Dia gemetar sedikit saat mengungkapkan isi hatinya yang terdalam.
"Karena Hinata-kun memberiku banyak dorongan, hatiku sekarang sudah baik-baik saja. Sungguh. …Tapi ketika aku benar-benar disentuh, tubuhku membeku, entah aku mau atau tidak. Meskipun aku sama sekali tidak berniat begitu, tubuhku mengingat kenangan menakutkan itu lebih dulu... Tapi meskipun begitu, dengan Hinata-kun, semuanya baik-baik saja. Berpegangan tangan, berpelukan, semuanya. Malah, itu menghangatkan hatiku, dan aku benar-benar… menyukainya."
Nada suaranya melembut.
"Aku yakin Hinata-kun sangat peduli padaku, kan? Mungkin bukan hakku untuk mengatakan ini, tetapi itu benar-benar, sungguh terasa. …Itulah sebabnya kamu berhati-hati, memperhatikan reaksiku, saat menyentuhku, agar tidak menyakitiku, kan? Kamu memikirkanku dengan sungguh-sungguh, sehingga kamu berhenti jika aku tampak tidak menyukainya..."
Tangan lembut Satou perlahan membelai rambutku.
"Namun, waktu itu, aku terkejut pada saat yang salah. Meskipun Hinata-kun meraihku... aku melakukan sesuatu yang sangat buruk... karena aku tidak siap secara mental. Tapi karena itu, aku sudah membuat satu keputusan besar."
"…Keputusan?"
"Ya. Sebuah keputusan."
Mengatakan itu, Satou meletakkan tangannya di pipiku dan perlahan mengangkat kepalaku.
Untuk pertama kalinya, aku menatap Satou dari bawah.
Satou menunjukkan senyum yang begitu menawan.
"Mulai sekarang, aku akan mengungkapkan dengan jelas semua yang aku ingin Hinata-kun lakukan. Dengan begitu, aku bisa mempersiapkan diriku secara mental, dan Hinata-kun tidak perlu khawatir tentang apa pun."
Jadi, tolong lihat...
Ucap Satou, menarikku dengan tangannya, dan berdiri.
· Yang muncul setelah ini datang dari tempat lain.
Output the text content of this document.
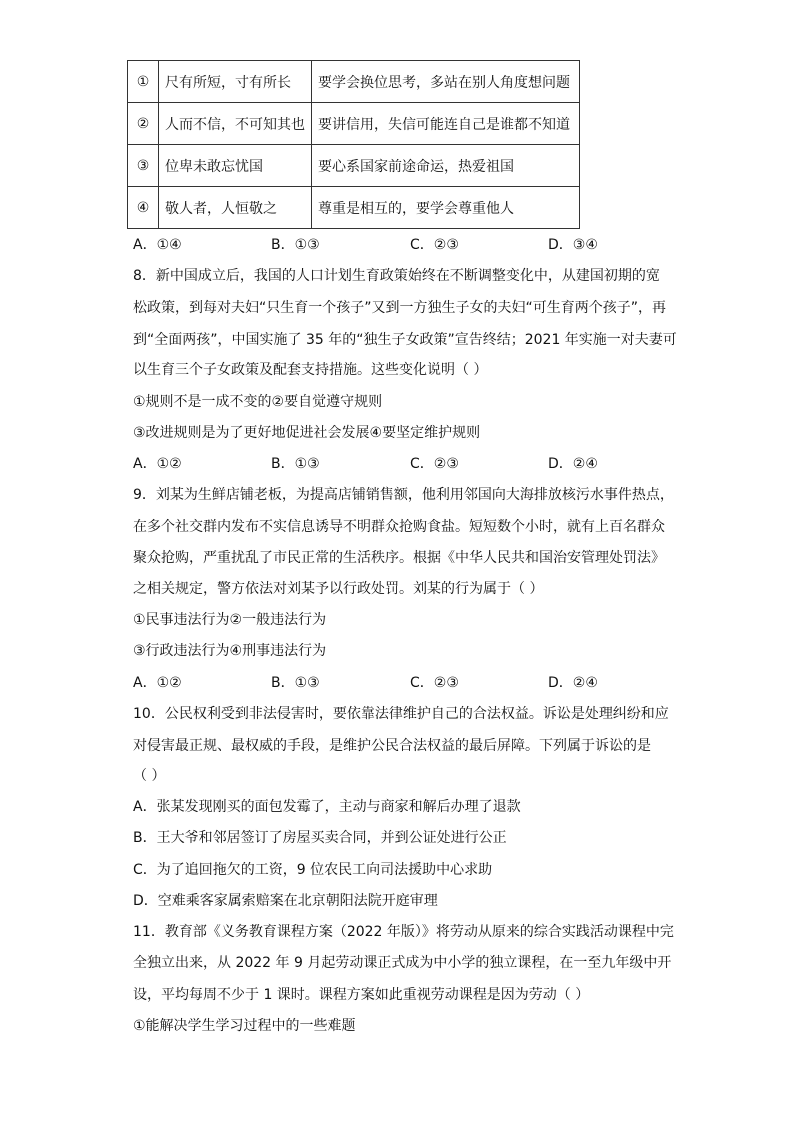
①	尺有所短，寸有所长	要学会换位思考，多站在别人角度想问题
②	人而不信，不可知其也	要讲信用，失信可能连自己是谁都不知道
③	位卑未敢忘忧国	要心系国家前途命运，热爱祖国
④	敬人者，人恒敬之	尊重是相互的，要学会尊重他人
A．①④	B．①③	C．②③	D．③④
8．新中国成立后，我国的人口计划生育政策始终在不断调整变化中，从建国初期的宽
松政策，到每对夫妇“只生育一个孩子”又到一方独生子女的夫妇“可生育两个孩子”，再
到“全面两孩”，中国实施了 35 年的“独生子女政策”宣告终结；2021 年实施一对夫妻可
以生育三个子女政策及配套支持措施。这些变化说明（ ）
①规则不是一成不变的②要自觉遵守规则
③改进规则是为了更好地促进社会发展④要坚定维护规则
A．①②	B．①③	C．②③	D．②④
9．刘某为生鲜店铺老板，为提高店铺销售额，他利用邻国向大海排放核污水事件热点，
在多个社交群内发布不实信息诱导不明群众抢购食盐。短短数个小时，就有上百名群众
聚众抢购，严重扰乱了市民正常的生活秩序。根据《中华人民共和国治安管理处罚法》
之相关规定，警方依法对刘某予以行政处罚。刘某的行为属于（ ）
①民事违法行为②一般违法行为
③行政违法行为④刑事违法行为
A．①②	B．①③	C．②③	D．②④
10．公民权利受到非法侵害时，要依靠法律维护自己的合法权益。诉讼是处理纠纷和应
对侵害最正规、最权威的手段，是维护公民合法权益的最后屏障。下列属于诉讼的是
（ ）
A．张某发现刚买的面包发霉了，主动与商家和解后办理了退款
B．王大爷和邻居签订了房屋买卖合同，并到公证处进行公正
C．为了追回拖欠的工资，9 位农民工向司法援助中心求助
D．空难乘客家属索赔案在北京朝阳法院开庭审理
11．教育部《义务教育课程方案（2022 年版）》将劳动从原来的综合实践活动课程中完
全独立出来，从 2022 年 9 月起劳动课正式成为中小学的独立课程，在一至九年级中开
设，平均每周不少于 1 课时。课程方案如此重视劳动课程是因为劳动（ ）
①能解决学生学习过程中的一些难题
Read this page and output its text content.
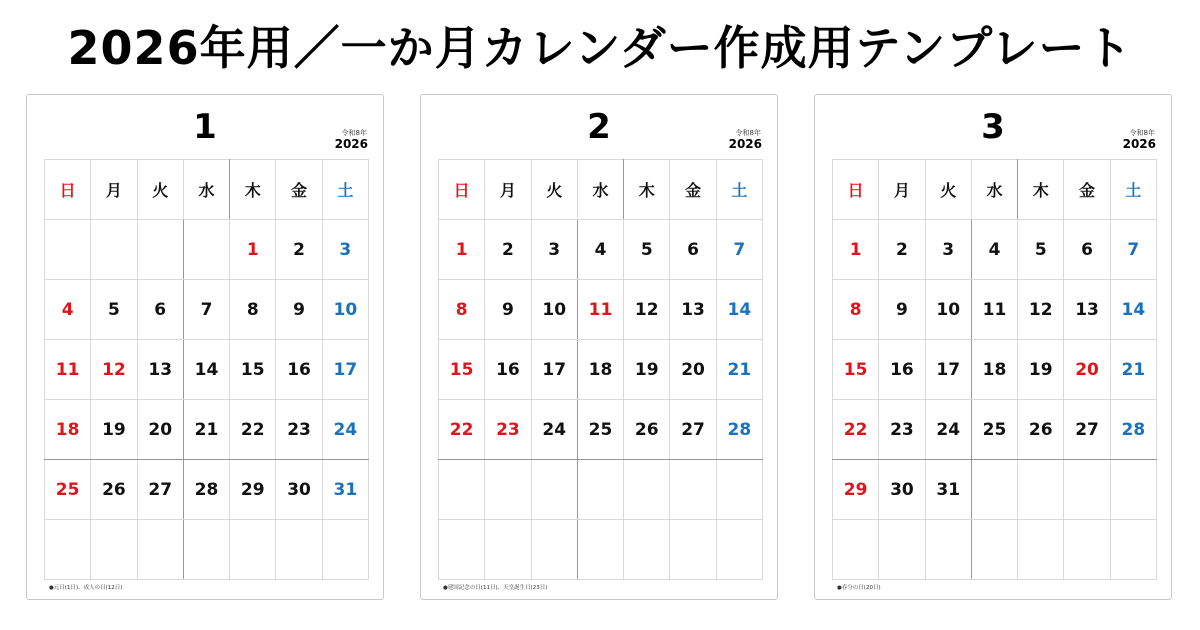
2026年用／一か月カレンダー作成用テンプレート
1	令和8年
2026
日	月	火	水	木	金	土
				1	2	3
4	5	6	7	8	9	10
11	12	13	14	15	16	17
18	19	20	21	22	23	24
25	26	27	28	29	30	31

●元日(1日)、成人の日(12日)
2	令和8年
2026
日	月	火	水	木	金	土
1	2	3	4	5	6	7
8	9	10	11	12	13	14
15	16	17	18	19	20	21
22	23	24	25	26	27	28

●建国記念の日(11日)、天皇誕生日(23日)
3	令和8年
2026
日	月	火	水	木	金	土
1	2	3	4	5	6	7
8	9	10	11	12	13	14
15	16	17	18	19	20	21
22	23	24	25	26	27	28
29	30	31				

●春分の日(20日)
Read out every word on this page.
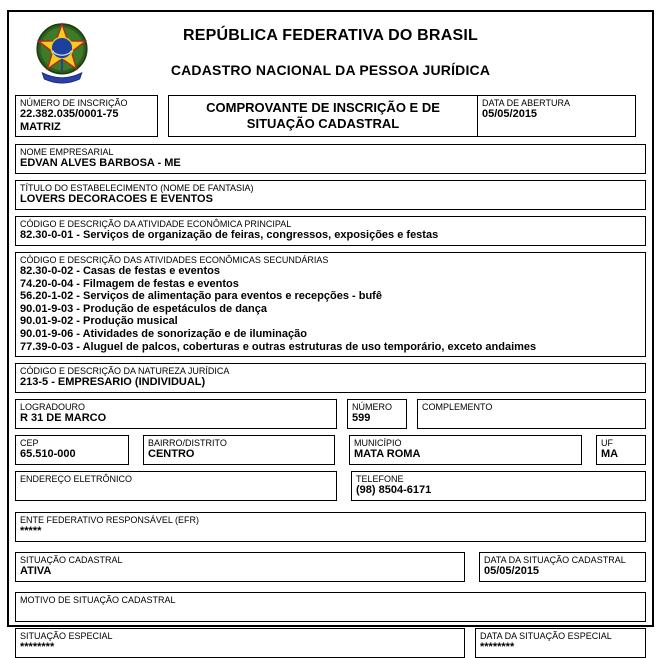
REPÚBLICA FEDERATIVA DO BRASIL
CADASTRO NACIONAL DA PESSOA JURÍDICA
NÚMERO DE INSCRIÇÃO
22.382.035/0001-75
MATRIZ
COMPROVANTE DE INSCRIÇÃO E DE SITUAÇÃO CADASTRAL
DATA DE ABERTURA
05/05/2015
NOME EMPRESARIAL
EDVAN ALVES BARBOSA - ME
TÍTULO DO ESTABELECIMENTO (NOME DE FANTASIA)
LOVERS DECORACOES E EVENTOS
CÓDIGO E DESCRIÇÃO DA ATIVIDADE ECONÔMICA PRINCIPAL
82.30-0-01 - Serviços de organização de feiras, congressos, exposições e festas
CÓDIGO E DESCRIÇÃO DAS ATIVIDADES ECONÔMICAS SECUNDÁRIAS
82.30-0-02 - Casas de festas e eventos
74.20-0-04 - Filmagem de festas e eventos
56.20-1-02 - Serviços de alimentação para eventos e recepções - bufê
90.01-9-03 - Produção de espetáculos de dança
90.01-9-02 - Produção musical
90.01-9-06 - Atividades de sonorização e de iluminação
77.39-0-03 - Aluguel de palcos, coberturas e outras estruturas de uso temporário, exceto andaimes
CÓDIGO E DESCRIÇÃO DA NATUREZA JURÍDICA
213-5 - EMPRESARIO (INDIVIDUAL)
LOGRADOURO
R 31 DE MARCO
NÚMERO
599
COMPLEMENTO
CEP
65.510-000
BAIRRO/DISTRITO
CENTRO
MUNICÍPIO
MATA ROMA
UF
MA
ENDEREÇO ELETRÔNICO	TELEFONE
(98) 8504-6171
ENTE FEDERATIVO RESPONSÁVEL (EFR)
*****
SITUAÇÃO CADASTRAL
ATIVA
DATA DA SITUAÇÃO CADASTRAL
05/05/2015
MOTIVO DE SITUAÇÃO CADASTRAL
SITUAÇÃO ESPECIAL
********
DATA DA SITUAÇÃO ESPECIAL
********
Kemudian dia merentangkan kedua tangannya lebar-lebar.
"Aku ingin dipeluk oleh Hinata-kun…"
"…Ahh, baiklah."
Tidak ada cara bagiku untuk menolak.
Terlebih lagi, aku tidak perlu melakukannya.
Aku melompat ke Satou yang merentangkan kedua tangannya dan memeluknya erat-erat.
"Beberapa hari terakhir ini… aku merindukan berpelukan."
"Aku juga."
"Benarkah? Fufu… ahh… kalau begitu aku benar-benar senang…"
"…Maaf, Satou."
"…Itulah sebabnya… aku bilang ini bukan… salah Hinata-kun… uhh…"
"Meski begitu, aku minta maaf."
"Uhh… ahh… sungguh… kamu membuatku menangis lagi… jadi tolong berhenti…"
"Kalau begitu aku tidak akan minta maaf lagi. Tapi…"
"Wa, ahh… ahhh…"
Aku perlahan mengelus punggung Satou.
Tiba-tiba, seolah-olah sebuah bendungan pecah, Satou mulai menangis dengan suara keras.
Dinding tipis dan transparan yang ada di antara aku dan Satou.
Meskipun tidak bisa disentuh atau bahkan dilihat, dinding itu memang ada dan dengan pasti memisahkan kami…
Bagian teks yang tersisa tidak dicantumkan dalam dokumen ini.